October 27, 2010 - 12:00am

JERUSALEM, Oct 27 (Reuters) - An Israeli-Arab human rights activist was convicted of spying for the Lebanese guerrilla group Hezbollah by an Israeli court on Wednesday.
Amir Makhoul confessed to the charge as part of a plea bargain under which the Haifa District Court dropped a separate charge of aiding the enemy in time of war, for which he could have been sentenced to a much longer term, court papers showed.
The spying charge carries a maximum 10-year jail term.
Makhoul had initially pleaded not guilty to the charges after his arrest in April, but agreed to enter a new plea in exchange for the reduced charges and also to drop his previous complaints of maltreatment while under interrogation.
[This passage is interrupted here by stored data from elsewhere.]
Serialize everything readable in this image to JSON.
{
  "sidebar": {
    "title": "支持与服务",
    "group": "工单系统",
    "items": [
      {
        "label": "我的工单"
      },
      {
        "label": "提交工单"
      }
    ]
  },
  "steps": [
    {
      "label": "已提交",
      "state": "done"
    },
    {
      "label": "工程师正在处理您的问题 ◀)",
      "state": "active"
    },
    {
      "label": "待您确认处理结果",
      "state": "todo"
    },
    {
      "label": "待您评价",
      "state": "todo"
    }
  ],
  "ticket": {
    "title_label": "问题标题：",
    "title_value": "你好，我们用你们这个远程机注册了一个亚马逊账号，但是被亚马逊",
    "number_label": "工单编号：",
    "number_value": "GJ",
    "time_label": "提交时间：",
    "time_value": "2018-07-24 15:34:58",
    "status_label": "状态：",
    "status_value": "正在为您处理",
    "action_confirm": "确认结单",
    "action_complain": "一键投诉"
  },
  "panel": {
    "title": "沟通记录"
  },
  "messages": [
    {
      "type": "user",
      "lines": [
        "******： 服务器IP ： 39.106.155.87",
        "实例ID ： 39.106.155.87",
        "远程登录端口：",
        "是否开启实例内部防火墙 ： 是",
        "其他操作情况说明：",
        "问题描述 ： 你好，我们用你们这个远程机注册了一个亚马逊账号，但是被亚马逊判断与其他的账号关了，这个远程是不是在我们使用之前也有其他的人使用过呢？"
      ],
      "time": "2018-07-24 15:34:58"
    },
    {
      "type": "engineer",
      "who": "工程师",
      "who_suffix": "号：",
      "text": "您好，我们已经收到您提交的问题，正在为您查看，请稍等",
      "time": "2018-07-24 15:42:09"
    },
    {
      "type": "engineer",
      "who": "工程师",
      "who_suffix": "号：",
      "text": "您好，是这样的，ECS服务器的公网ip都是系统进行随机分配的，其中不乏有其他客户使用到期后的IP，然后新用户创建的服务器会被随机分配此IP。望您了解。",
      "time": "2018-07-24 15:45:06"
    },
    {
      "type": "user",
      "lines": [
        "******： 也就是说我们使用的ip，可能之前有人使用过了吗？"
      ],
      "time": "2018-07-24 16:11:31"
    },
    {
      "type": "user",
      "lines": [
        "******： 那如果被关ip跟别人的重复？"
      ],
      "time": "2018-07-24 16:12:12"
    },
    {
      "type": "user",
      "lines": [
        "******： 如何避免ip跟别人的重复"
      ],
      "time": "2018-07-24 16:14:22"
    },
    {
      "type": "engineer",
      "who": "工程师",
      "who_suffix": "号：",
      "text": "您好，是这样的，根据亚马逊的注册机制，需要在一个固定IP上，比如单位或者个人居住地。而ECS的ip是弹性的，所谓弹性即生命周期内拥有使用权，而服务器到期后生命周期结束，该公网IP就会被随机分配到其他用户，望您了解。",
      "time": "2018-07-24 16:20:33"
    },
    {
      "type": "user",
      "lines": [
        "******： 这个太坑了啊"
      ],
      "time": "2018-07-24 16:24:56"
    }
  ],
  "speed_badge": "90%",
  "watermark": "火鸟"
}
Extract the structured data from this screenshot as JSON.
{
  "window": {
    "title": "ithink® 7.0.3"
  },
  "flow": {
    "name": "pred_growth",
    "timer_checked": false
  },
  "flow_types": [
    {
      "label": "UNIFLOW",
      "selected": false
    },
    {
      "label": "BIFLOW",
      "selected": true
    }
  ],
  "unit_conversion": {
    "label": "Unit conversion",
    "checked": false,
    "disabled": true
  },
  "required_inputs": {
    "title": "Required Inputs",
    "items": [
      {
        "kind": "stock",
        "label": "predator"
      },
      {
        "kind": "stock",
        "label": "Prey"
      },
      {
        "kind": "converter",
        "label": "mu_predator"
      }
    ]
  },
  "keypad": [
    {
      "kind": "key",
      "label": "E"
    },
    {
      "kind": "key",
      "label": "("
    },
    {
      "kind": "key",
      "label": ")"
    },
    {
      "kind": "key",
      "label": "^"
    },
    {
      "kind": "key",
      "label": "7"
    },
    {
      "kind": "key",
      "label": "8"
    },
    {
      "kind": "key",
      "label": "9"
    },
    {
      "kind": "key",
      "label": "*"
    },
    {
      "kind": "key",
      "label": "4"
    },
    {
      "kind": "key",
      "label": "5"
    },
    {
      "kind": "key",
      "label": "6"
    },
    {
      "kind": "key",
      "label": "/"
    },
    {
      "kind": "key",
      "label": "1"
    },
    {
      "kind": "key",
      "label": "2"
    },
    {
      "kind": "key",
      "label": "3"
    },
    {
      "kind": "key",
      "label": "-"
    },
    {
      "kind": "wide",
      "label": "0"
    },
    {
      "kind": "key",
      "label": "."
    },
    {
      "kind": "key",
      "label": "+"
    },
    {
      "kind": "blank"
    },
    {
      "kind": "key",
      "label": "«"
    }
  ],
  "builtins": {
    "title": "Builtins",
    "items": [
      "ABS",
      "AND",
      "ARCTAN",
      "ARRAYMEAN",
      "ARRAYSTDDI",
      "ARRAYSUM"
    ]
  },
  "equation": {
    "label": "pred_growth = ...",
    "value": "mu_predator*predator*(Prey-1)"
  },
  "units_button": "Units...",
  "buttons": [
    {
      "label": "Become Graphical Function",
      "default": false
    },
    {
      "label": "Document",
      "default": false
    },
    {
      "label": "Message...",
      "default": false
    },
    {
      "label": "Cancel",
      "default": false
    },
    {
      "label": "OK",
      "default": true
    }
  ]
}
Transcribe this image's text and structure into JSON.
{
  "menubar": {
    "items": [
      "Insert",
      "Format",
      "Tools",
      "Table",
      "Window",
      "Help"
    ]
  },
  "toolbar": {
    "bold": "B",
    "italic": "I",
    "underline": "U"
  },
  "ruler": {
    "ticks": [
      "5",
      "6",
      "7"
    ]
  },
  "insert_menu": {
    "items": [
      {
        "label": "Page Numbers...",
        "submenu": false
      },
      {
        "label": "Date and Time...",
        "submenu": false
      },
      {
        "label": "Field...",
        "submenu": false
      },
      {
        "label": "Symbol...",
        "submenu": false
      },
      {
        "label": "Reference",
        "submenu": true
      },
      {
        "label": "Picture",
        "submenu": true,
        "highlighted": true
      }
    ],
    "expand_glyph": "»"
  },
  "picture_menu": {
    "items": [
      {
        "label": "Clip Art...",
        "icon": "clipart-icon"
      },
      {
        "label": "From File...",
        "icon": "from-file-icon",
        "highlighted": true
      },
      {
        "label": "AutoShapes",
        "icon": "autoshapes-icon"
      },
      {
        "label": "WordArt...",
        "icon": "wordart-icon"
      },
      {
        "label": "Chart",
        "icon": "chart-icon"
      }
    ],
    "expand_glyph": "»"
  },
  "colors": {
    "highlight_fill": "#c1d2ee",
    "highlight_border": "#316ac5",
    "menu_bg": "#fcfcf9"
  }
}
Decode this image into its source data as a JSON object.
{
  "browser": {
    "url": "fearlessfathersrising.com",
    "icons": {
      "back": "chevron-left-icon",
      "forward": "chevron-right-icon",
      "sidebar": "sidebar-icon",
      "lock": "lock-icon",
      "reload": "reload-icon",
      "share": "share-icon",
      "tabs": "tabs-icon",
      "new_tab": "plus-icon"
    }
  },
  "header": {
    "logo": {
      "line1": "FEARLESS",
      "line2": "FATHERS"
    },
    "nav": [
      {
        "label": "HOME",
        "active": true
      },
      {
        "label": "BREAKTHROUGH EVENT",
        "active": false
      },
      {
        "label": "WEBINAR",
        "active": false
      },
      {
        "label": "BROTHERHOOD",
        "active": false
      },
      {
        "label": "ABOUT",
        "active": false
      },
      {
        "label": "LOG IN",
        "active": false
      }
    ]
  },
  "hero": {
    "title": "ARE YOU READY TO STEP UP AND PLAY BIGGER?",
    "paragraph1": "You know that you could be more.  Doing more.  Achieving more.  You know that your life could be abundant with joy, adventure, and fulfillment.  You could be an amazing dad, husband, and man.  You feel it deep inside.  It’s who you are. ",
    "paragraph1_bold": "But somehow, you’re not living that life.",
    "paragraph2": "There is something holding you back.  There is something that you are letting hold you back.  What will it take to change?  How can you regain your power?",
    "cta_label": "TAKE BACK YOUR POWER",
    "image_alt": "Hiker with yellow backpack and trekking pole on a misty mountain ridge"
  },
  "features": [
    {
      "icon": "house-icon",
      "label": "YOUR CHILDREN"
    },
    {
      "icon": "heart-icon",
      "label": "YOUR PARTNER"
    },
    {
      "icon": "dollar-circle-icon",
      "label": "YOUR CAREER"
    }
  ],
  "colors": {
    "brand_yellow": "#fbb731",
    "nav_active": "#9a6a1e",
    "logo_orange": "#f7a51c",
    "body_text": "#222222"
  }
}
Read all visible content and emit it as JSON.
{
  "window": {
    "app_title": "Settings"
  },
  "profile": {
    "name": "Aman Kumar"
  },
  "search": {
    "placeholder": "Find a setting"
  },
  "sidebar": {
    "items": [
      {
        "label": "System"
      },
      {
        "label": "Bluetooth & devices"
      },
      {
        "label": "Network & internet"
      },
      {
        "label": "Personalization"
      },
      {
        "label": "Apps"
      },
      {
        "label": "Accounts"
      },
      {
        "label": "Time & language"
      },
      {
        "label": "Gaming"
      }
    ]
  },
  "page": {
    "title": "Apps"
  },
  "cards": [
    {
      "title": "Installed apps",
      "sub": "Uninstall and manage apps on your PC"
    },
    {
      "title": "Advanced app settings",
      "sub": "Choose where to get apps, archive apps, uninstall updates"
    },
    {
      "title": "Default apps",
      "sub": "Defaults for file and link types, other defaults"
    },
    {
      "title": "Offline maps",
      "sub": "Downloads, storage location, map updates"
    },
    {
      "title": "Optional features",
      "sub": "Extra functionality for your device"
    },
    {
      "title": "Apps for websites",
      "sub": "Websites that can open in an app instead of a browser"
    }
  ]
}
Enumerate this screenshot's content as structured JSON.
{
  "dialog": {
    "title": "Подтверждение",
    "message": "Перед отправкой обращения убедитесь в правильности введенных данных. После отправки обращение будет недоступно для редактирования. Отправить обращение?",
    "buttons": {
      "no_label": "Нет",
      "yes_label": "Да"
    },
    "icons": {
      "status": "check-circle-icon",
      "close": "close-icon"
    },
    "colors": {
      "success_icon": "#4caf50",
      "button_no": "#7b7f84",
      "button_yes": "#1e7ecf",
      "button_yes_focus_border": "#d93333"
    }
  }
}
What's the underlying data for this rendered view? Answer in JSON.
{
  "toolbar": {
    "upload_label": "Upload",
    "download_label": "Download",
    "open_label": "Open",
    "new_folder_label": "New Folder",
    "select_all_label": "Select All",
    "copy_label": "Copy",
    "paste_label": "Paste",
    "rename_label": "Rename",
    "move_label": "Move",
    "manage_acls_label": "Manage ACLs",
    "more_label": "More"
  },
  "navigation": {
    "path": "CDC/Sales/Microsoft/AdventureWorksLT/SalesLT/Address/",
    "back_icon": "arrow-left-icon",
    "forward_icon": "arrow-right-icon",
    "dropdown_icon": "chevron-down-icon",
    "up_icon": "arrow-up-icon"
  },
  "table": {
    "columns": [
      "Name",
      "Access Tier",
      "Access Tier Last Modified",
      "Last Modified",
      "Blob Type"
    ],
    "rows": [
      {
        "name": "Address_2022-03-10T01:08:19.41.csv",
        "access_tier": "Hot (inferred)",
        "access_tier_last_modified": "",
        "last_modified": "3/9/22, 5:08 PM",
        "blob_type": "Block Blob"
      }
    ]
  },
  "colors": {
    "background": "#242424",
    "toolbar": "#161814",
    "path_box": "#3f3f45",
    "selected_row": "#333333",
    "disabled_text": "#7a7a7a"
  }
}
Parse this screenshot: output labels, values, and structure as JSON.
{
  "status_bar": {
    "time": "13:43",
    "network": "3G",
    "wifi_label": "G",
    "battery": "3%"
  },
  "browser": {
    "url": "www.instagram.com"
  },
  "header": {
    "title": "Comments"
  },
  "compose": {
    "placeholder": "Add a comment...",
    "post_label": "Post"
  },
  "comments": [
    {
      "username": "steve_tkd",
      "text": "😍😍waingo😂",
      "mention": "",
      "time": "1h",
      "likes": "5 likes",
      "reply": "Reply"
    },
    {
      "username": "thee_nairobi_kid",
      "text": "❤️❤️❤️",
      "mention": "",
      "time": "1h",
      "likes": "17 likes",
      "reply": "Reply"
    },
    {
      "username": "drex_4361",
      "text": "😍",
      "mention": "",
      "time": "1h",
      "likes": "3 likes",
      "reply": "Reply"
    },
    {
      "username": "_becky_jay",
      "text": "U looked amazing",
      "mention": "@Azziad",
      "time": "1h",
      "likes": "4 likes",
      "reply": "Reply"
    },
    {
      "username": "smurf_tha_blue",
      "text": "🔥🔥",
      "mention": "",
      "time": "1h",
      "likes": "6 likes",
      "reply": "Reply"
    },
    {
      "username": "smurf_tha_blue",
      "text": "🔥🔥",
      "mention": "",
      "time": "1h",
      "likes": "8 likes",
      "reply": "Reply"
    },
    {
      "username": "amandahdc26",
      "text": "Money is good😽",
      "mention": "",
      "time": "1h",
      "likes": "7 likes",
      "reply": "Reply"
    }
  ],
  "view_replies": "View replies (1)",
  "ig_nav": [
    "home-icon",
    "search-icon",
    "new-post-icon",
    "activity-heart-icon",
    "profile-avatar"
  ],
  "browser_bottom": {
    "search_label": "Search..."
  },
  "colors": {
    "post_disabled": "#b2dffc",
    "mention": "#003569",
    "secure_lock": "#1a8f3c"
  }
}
Makhoul is director of Ittijah, the Union of Arab Community Based Organisations, a network of Arab NGOs in Israel. He is due to be sentenced in December.
"Many of the serious charges against me have evaporated," Makhoul said to reporters as he sat in court.
Israeli human rights groups had accused Israel of denying Makhoul due process at the time of his arrest, saying he was denied access to an attorney for 12 days and that a court gag order barred publication of his arrest for days.
Israeli media say Makhoul had been accused of passing information to Hezbollah on the accuracy of its rocket fire during a 2006 war.
Israel and the Iranian-allied Lebanese group fought a 34-day war which killed 1,200 people in Lebanon, mostly civilians, and 158 Israelis, mostly soldiers. (Writing by Ori Lewis and Allyn Fisher-Ilan; Editing by Alison Williams)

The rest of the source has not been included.